Pembangunan sarana umum seperti jalan-jalan, jembatan, sekolah, rumah
sakit/puskesmas, kantor polisi dibiayai dengan menggunakan uang yang berasal
dari pajak. Uang pajak juga digunakan untuk pembiayaan dalam rangka memberikan
rasa aman bagi seluruh lapisan masyarakat. Setiap warga negara mulai saat
dilahirkan sampai dengan meninggal dunia, menikmati fasilitas atau pelayanan
dari pemerintah yang semuanya dibiayai dengan uang yang berasal dari pajak.

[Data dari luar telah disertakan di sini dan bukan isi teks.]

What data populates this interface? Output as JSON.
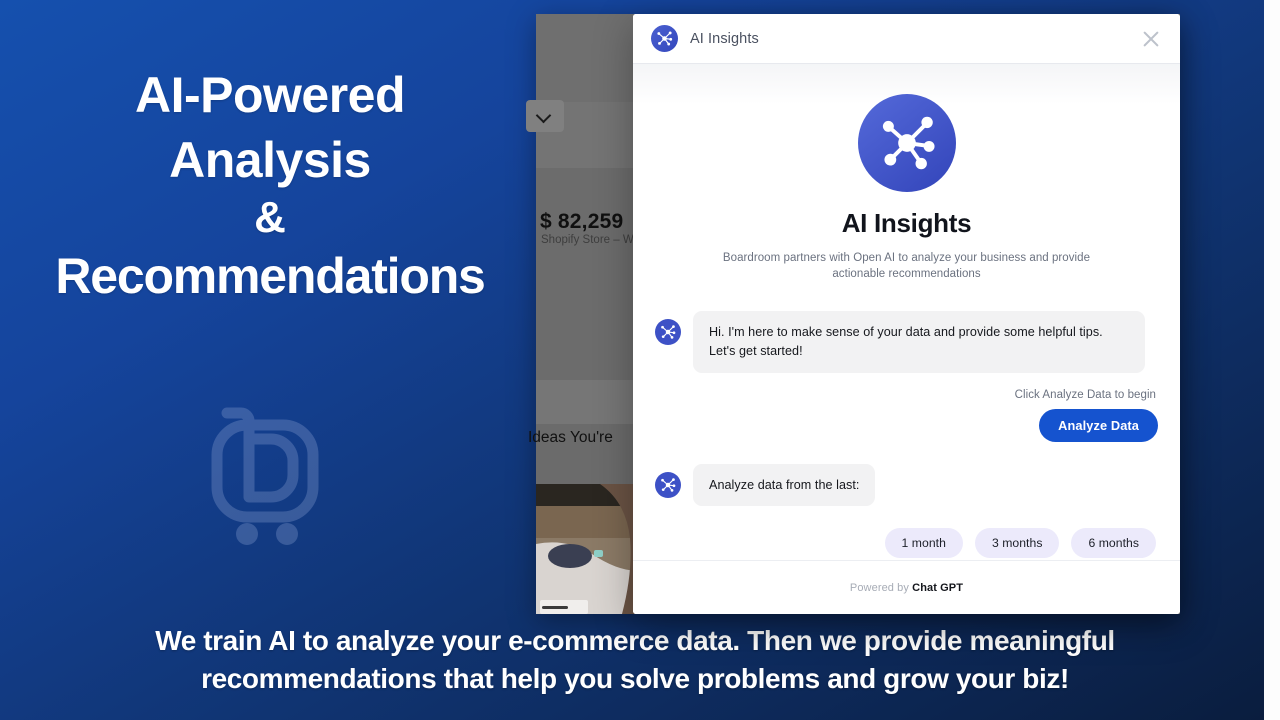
{
  "theme": {
    "bg_blue_start": "#1550ae",
    "bg_navy_end": "#0a1d3e",
    "accent_blue": "#1553cf",
    "chip_bg": "#eceafb",
    "logo_blue": "#4056c8"
  },
  "promo": {
    "headline_line1": "AI-Powered",
    "headline_line2": "Analysis",
    "headline_line3": "&",
    "headline_line4": "Recommendations",
    "logo_name": "boardroom-cart-logo",
    "caption": "We train AI to analyze your e-commerce data. Then we provide meaningful recommendations that help you solve problems and grow your biz!"
  },
  "background_app": {
    "kpi_value": "$ 82,259",
    "kpi_label": "Shopify Store – Wes",
    "section_label": "Ideas You're",
    "dropdown_icon": "chevron-down-icon",
    "photo_alt": "person-at-desk-photo"
  },
  "modal": {
    "header": {
      "title": "AI Insights",
      "avatar_icon": "ai-network-icon",
      "close_icon": "close-icon"
    },
    "hero": {
      "logo_icon": "ai-network-icon",
      "title": "AI Insights",
      "subtitle": "Boardroom partners with Open AI to analyze your business and provide actionable recommendations"
    },
    "messages": [
      {
        "avatar_icon": "ai-network-icon",
        "text": "Hi. I'm here to make sense of your data and provide some helpful tips. Let's get started!"
      },
      {
        "avatar_icon": "ai-network-icon",
        "text": "Analyze data from the last:"
      }
    ],
    "hint": "Click Analyze Data to begin",
    "cta_label": "Analyze Data",
    "chips": [
      {
        "label": "1 month"
      },
      {
        "label": "3 months"
      },
      {
        "label": "6 months"
      }
    ],
    "footer": {
      "powered_prefix": "Powered by ",
      "powered_brand": "Chat GPT"
    }
  }
}
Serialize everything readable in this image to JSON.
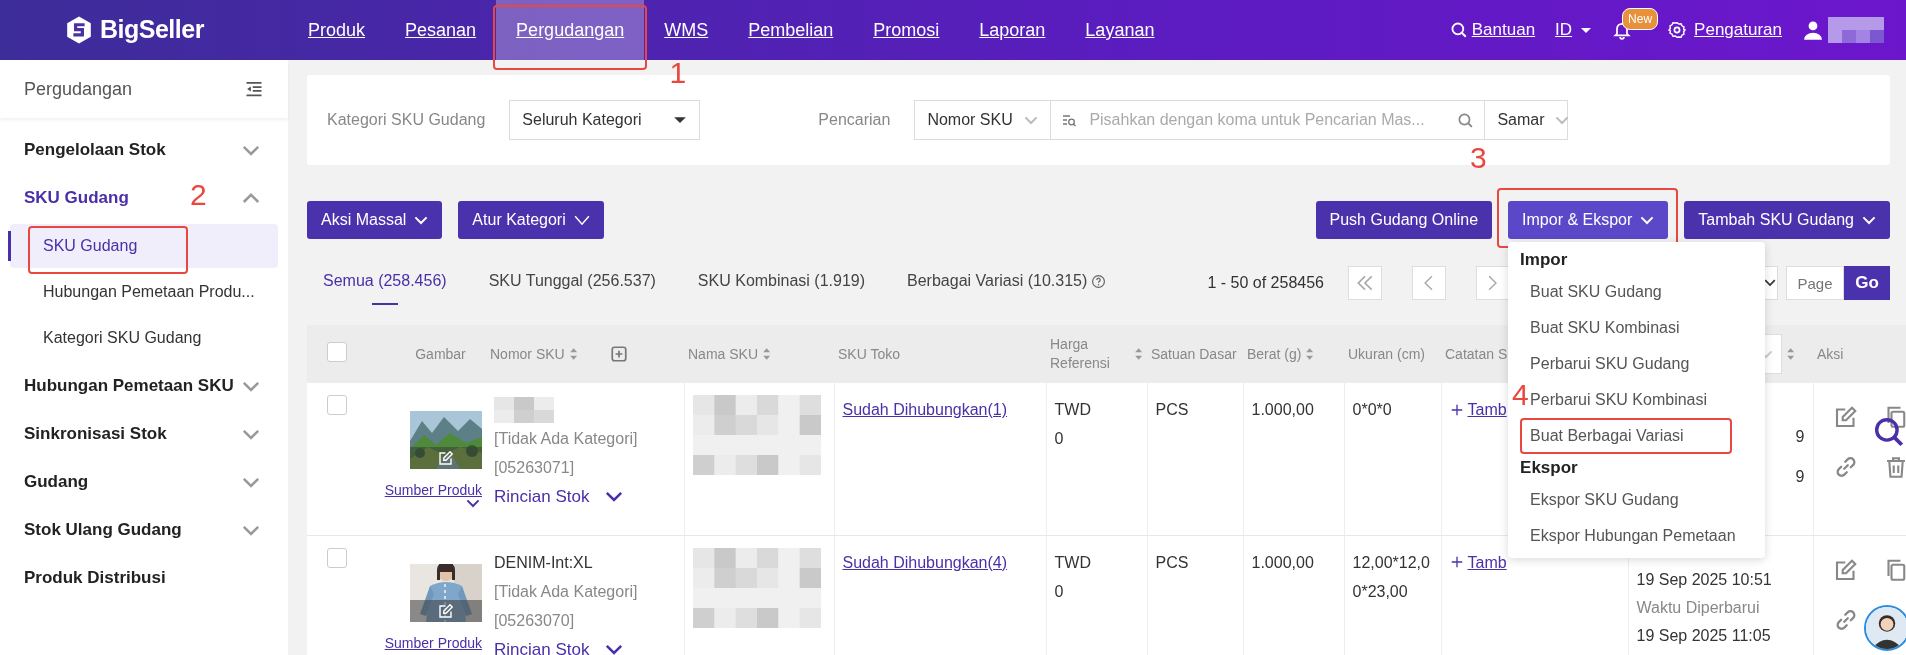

Dengan demikian jelas bahwa peranan penerimaan pajak bagi suatu negara menjadi
sangat dominan dalam menunjang jalannya roda pemerintahan dan pembiayaan
pembangunan.
Disamping fungsi
budgeter (fungsi penerimaan) di atas, pajak juga melaksanakan fungsi
redistribusi pendapatan dari masyarakat yang mempunyai kemampuan ekonomi yang
lebih tinggi kepada masyarakat yang kemampuannya lebih rendah. Oleh karena itu
tingkat kepatuhan Wajib Pajak dalam melaksanakan kewajiban perpajakannya secara
baik dan benar merupakan syarat mutlak untuk tercapainya fungsi redistribusi
pendapatan. Sehingga pada akhirnya kesenjangan ekonomi dan sosial yang ada
dalam masyarakat dapat dikurangi secara maksimal.
Pajak Penghasilan
Pajak penghasilan adalah pajak
langsung dari pemerintah pusat yang
dipungut pada seseorang atas pengahsilan dari semua orang yang berda di
wilayah Indonesia. Pajak Penghasilan merupakan pajak yang dipungut setiap akhir
tahun atau setelah tahun pajak berakhir. Pajak penghasilan diatur dalam
undang-undang diantaranya adalah
- Undang-undang nomor: 7 tahun 1991tentangperubahan atas undang-undang nomor 7 tahun 1983 tentang pajak penghasilan
- Undang-undang nomor 46 tahun 1994 tentang pembayaran pajak penghasilan bagi orang pribadi yang bertolak keluar negri
- UUD 1945 pasal23 ayat (2): segala pajak untuk keperluan negara berdasarkan undang-undang
- UU No. 6 Tahun 1983 ttg KUP jo. UU No. 9/1994
- UU No. 7 Tahun 1983 ttg PPh jo. UU No. 10/1994
- UU No. 8 Tahun 1983 ttg PPN jo. UU No. 11/1994
- UU No. 12 Tahun 1985 ttg PBB sbg diubah dengan UU no. 12 Tahun 1994
- UU No. 13 Tahun 1985 ttg Bea Materai
- UU No. 21 Tahun 1997 ttg BPHTP sbg diubah dengan UU No. 20 tahun 2007
Dalam
Undang-Unadang Pajak Penghasilan sendiri tidak dijelaskan apa yang dimaksud
dengan subjek PPh, namun secara umum pengertian Subjek Pajak adalah siapa yang
dikenakan pajak. UU PPh menegaskan ada tiga kelompok yang menjadi Subjek PPh
yaitu:
1. Orang pribadi dan warisan yang belum
terbagi sebagai satu kesatuan menggantikan yang berhak.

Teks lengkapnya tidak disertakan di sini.